Monday, February 8, 2010

Right to die - a fundamental right?

Article 21 of the Indian Constitution reads thus.

No person shall be deprived of his life or personal liberty except according to procedure established by law

Suicide means deliberate termination of one’s own physical existence or self-murder. It is an act of voluntarily or intentionally taking one’s own life. Suicide needs to be distinguished from euthanasia or mercy-killing. Suicide by its very nature is an act of self- killing or self-destruction, an act of terminating one’s own life without the aid or assistance of any other human agency. Euthanasia, on the other hand, involves the intervention of other human agency to end the life.

Self-deprivation of life is not established by any procedure.

I would like to bring to your attention few facts with regards to suicides in India. According to the data I have with me, sourced from the report titled ‘Humanization and Decriminalizing of attempt to suicide’ submitted to the then Law Minister Mr. H. R. Bharadwaj, the number of recorded suicides in India in the year 2006 was 1,18,112. The deceased were mostly from the age group of 15-29 and 30-44 accounting for 36% and 35% respectively of the total suicides in the country.

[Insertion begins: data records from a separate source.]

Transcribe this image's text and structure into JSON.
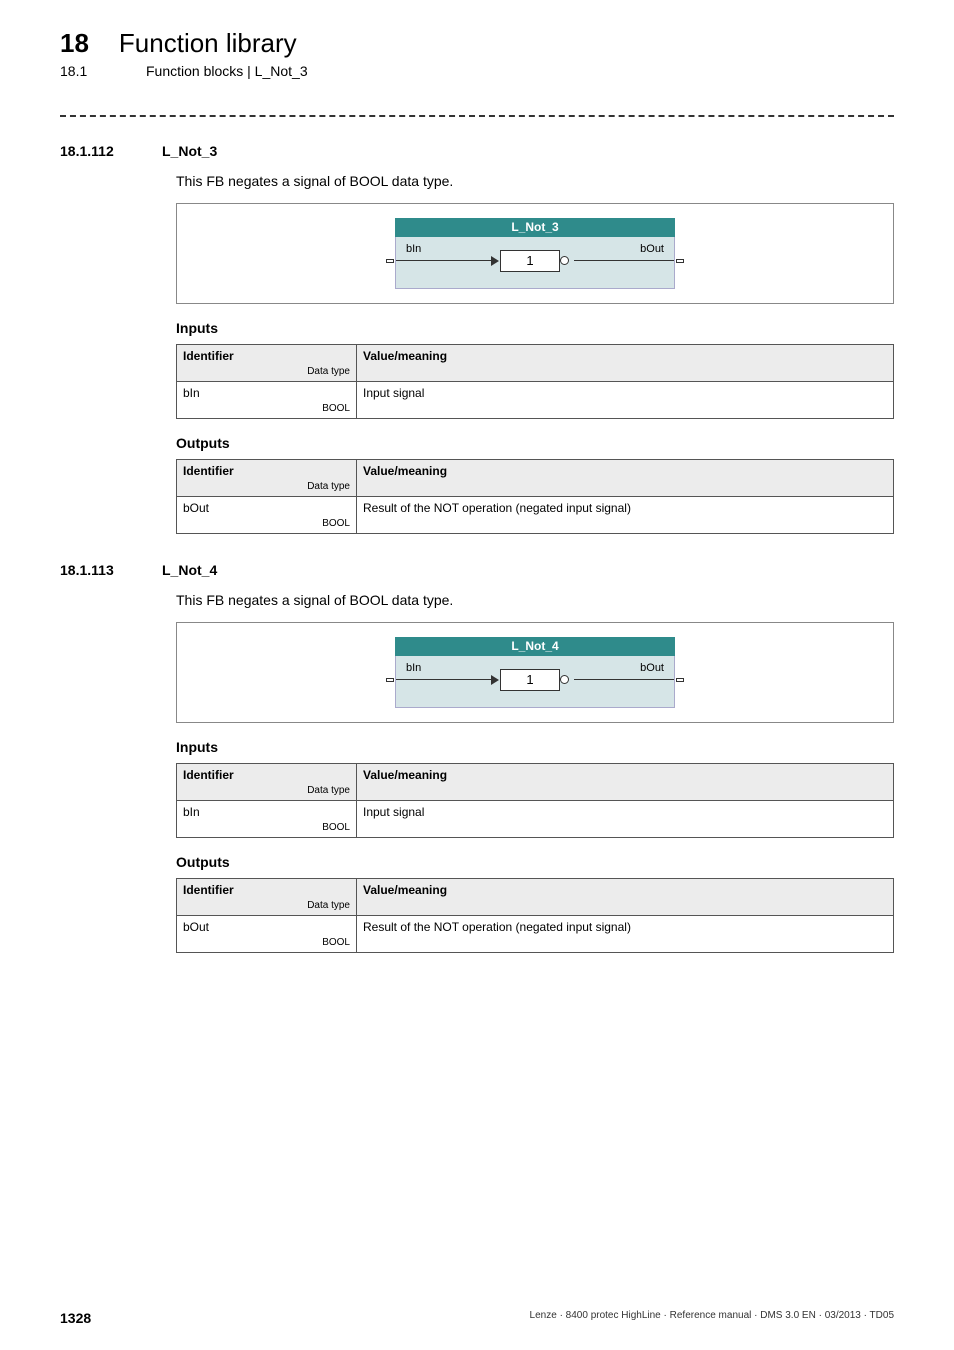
{
  "header": {
    "chapter_num": "18",
    "chapter_title": "Function library",
    "sub_num": "18.1",
    "breadcrumb": "Function blocks | L_Not_3"
  },
  "sections": [
    {
      "num": "18.1.112",
      "title": "L_Not_3",
      "description": "This FB negates a signal of BOOL data type.",
      "fb": {
        "name": "L_Not_3",
        "in_label": "bIn",
        "out_label": "bOut",
        "gate": "1"
      },
      "inputs_heading": "Inputs",
      "inputs_header_id": "Identifier",
      "inputs_header_dt": "Data type",
      "inputs_header_val": "Value/meaning",
      "inputs": [
        {
          "name": "bIn",
          "dtype": "BOOL",
          "meaning": "Input signal"
        }
      ],
      "outputs_heading": "Outputs",
      "outputs_header_id": "Identifier",
      "outputs_header_dt": "Data type",
      "outputs_header_val": "Value/meaning",
      "outputs": [
        {
          "name": "bOut",
          "dtype": "BOOL",
          "meaning": "Result of the NOT operation (negated input signal)"
        }
      ]
    },
    {
      "num": "18.1.113",
      "title": "L_Not_4",
      "description": "This FB negates a signal of BOOL data type.",
      "fb": {
        "name": "L_Not_4",
        "in_label": "bIn",
        "out_label": "bOut",
        "gate": "1"
      },
      "inputs_heading": "Inputs",
      "inputs_header_id": "Identifier",
      "inputs_header_dt": "Data type",
      "inputs_header_val": "Value/meaning",
      "inputs": [
        {
          "name": "bIn",
          "dtype": "BOOL",
          "meaning": "Input signal"
        }
      ],
      "outputs_heading": "Outputs",
      "outputs_header_id": "Identifier",
      "outputs_header_dt": "Data type",
      "outputs_header_val": "Value/meaning",
      "outputs": [
        {
          "name": "bOut",
          "dtype": "BOOL",
          "meaning": "Result of the NOT operation (negated input signal)"
        }
      ]
    }
  ],
  "footer": {
    "page": "1328",
    "text": "Lenze · 8400 protec HighLine · Reference manual · DMS 3.0 EN · 03/2013 · TD05"
  }
}
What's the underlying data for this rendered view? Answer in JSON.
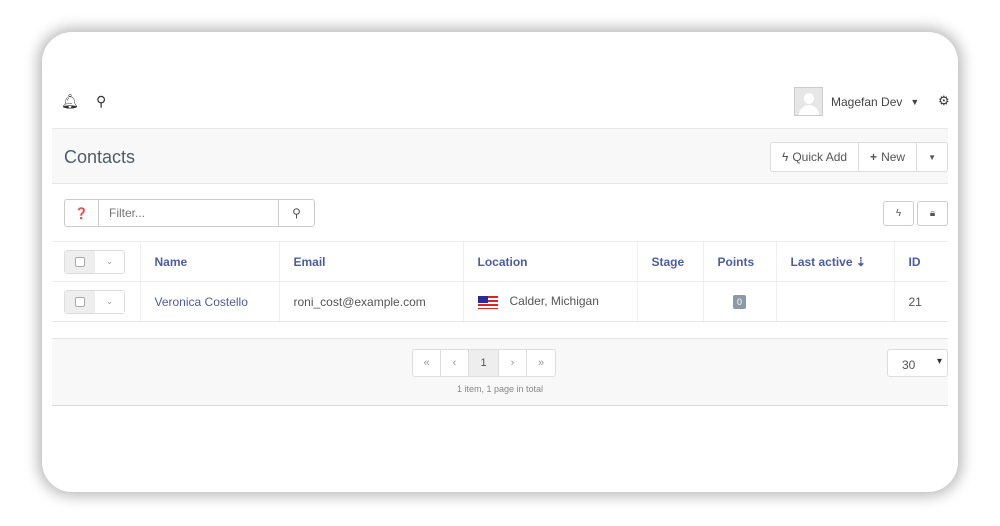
{
  "topbar": {
    "user_name": "Magefan Dev"
  },
  "page": {
    "title": "Contacts",
    "quick_add": "Quick Add",
    "new": "New"
  },
  "filter": {
    "placeholder": "Filter..."
  },
  "table": {
    "headers": [
      "Name",
      "Email",
      "Location",
      "Stage",
      "Points",
      "Last active",
      "ID"
    ],
    "rows": [
      {
        "name": "Veronica Costello",
        "email": "roni_cost@example.com",
        "location": "Calder, Michigan",
        "stage": "",
        "points": "0",
        "last_active": "",
        "id": "21"
      }
    ]
  },
  "pagination": {
    "first": "«",
    "prev": "‹",
    "current": "1",
    "next": "›",
    "last": "»",
    "info": "1 item, 1 page in total",
    "per_page": "30"
  }
}
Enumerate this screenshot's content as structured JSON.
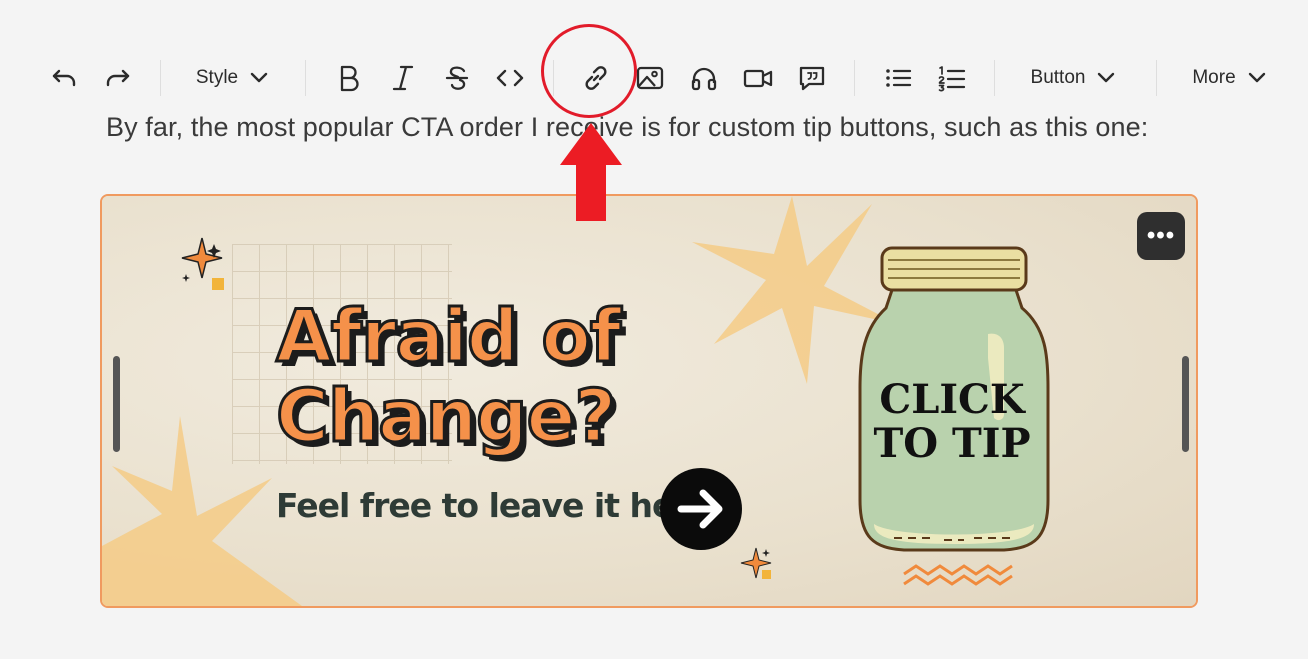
{
  "toolbar": {
    "style_label": "Style",
    "button_label": "Button",
    "more_label": "More",
    "icons": [
      "undo-icon",
      "redo-icon",
      "bold-icon",
      "italic-icon",
      "strikethrough-icon",
      "code-icon",
      "link-icon",
      "image-icon",
      "audio-icon",
      "video-icon",
      "quote-icon",
      "bullet-list-icon",
      "numbered-list-icon",
      "chevron-down-icon"
    ]
  },
  "editor": {
    "paragraph": "By far, the most popular CTA order I receive is for custom tip buttons, such as this one:"
  },
  "banner": {
    "headline_line1": "Afraid of",
    "headline_line2": "Change?",
    "subline": "Feel free to leave it here",
    "jar_line1": "CLICK",
    "jar_line2": "TO TIP",
    "options_label": "•••"
  },
  "colors": {
    "accent_orange": "#f5914a",
    "annotation_red": "#e21b2a",
    "selection_border": "#f09a5f"
  }
}
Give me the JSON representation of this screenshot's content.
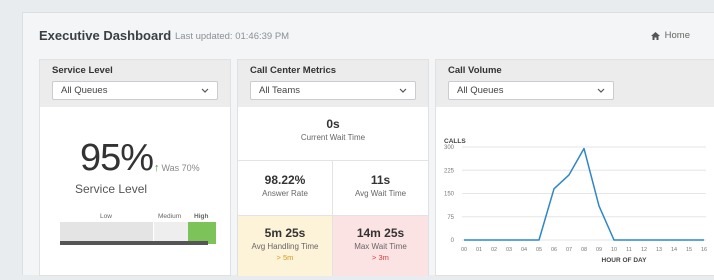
{
  "header": {
    "title": "Executive Dashboard",
    "last_updated": "Last updated: 01:46:39 PM",
    "home_label": "Home"
  },
  "service_level": {
    "title": "Service Level",
    "select_value": "All Queues",
    "value": "95%",
    "was": "Was 70%",
    "label": "Service Level",
    "gauge_labels": {
      "low": "Low",
      "medium": "Medium",
      "high": "High"
    },
    "gauge_level": 0.95,
    "colors": {
      "low": "#e4e4e4",
      "medium": "#eeeeee",
      "high": "#7cc35a",
      "bar": "#555555"
    }
  },
  "metrics": {
    "title": "Call Center Metrics",
    "select_value": "All Teams",
    "current_wait": {
      "value": "0s",
      "label": "Current Wait Time"
    },
    "answer_rate": {
      "value": "98.22%",
      "label": "Answer Rate"
    },
    "avg_wait": {
      "value": "11s",
      "label": "Avg Wait Time"
    },
    "avg_handling": {
      "value": "5m 25s",
      "label": "Avg Handling Time",
      "threshold": "> 5m"
    },
    "max_wait": {
      "value": "14m 25s",
      "label": "Max Wait Time",
      "threshold": "> 3m"
    },
    "colors": {
      "warn_bg": "#fdf3d8",
      "warn_text": "#d39a1a",
      "alert_bg": "#fce3e3",
      "alert_text": "#d43d3d"
    }
  },
  "call_volume": {
    "title": "Call Volume",
    "select_value": "All Queues"
  },
  "chart_data": {
    "type": "line",
    "title": "",
    "ylabel": "CALLS",
    "xlabel": "HOUR OF DAY",
    "x": [
      "00",
      "01",
      "02",
      "03",
      "04",
      "05",
      "06",
      "07",
      "08",
      "09",
      "10",
      "11",
      "12",
      "13",
      "14",
      "15",
      "16"
    ],
    "series": [
      {
        "values": [
          0,
          0,
          0,
          0,
          0,
          0,
          165,
          210,
          295,
          110,
          0,
          0,
          0,
          0,
          0,
          0,
          0
        ]
      }
    ],
    "y_ticks": [
      0,
      75,
      150,
      225,
      300
    ],
    "ylim": [
      0,
      300
    ],
    "grid": true,
    "line_color": "#2e86c9"
  }
}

Our life is inextricably linked with so many other people’s lives. Therefore it would be preposterous to even suggest that a person has the personal liberty to die considering how many lives would be affected by that. In certain cases, suicides can even affect the society as a whole. I would like to draw your attention to a suicide that took place in my home state Kerala a few years back, when a college student named Rajani committed suicide by jumping off the 3nd floor of the Kerala Entrance Commissioner’s office, because her application for an education loan was rejected by a bank. The state was paralyzed for the next 10 days, public property destroyed and schools shut down.

The decision to commit suicide is impulsive, irrational and emotional; due to various factors at a personal level and at a socio-economic level. I strongly believe that through effective intervention at the appropriate time, such deaths can be avoided, altering the conditions which lead to the decision to exterminate one’s own life.

It is argued that as the right to freedom of speech gives us the right to remain silent, as the right to practice a religion gives us the right not to practice a religion, the right to life does include the right to die. The Hon. Supreme Court in its various judgments have made it clear that the fundamental rights come with reasonable restrictions, and the specific case of right to die, it held that Article 21 is a provision guaranteeing protection of life and personal liberty and by no stretch of the imagination can extinction of life be read into it.

I would like to conclude my arguments against this topic reiterating that right to die is not one’s ultimate personal freedom, since we not only live for ourselves, but also for others. The right to personal freedom cannot be stretched to the extent of mankind returning to state of nature, state of lawlessness.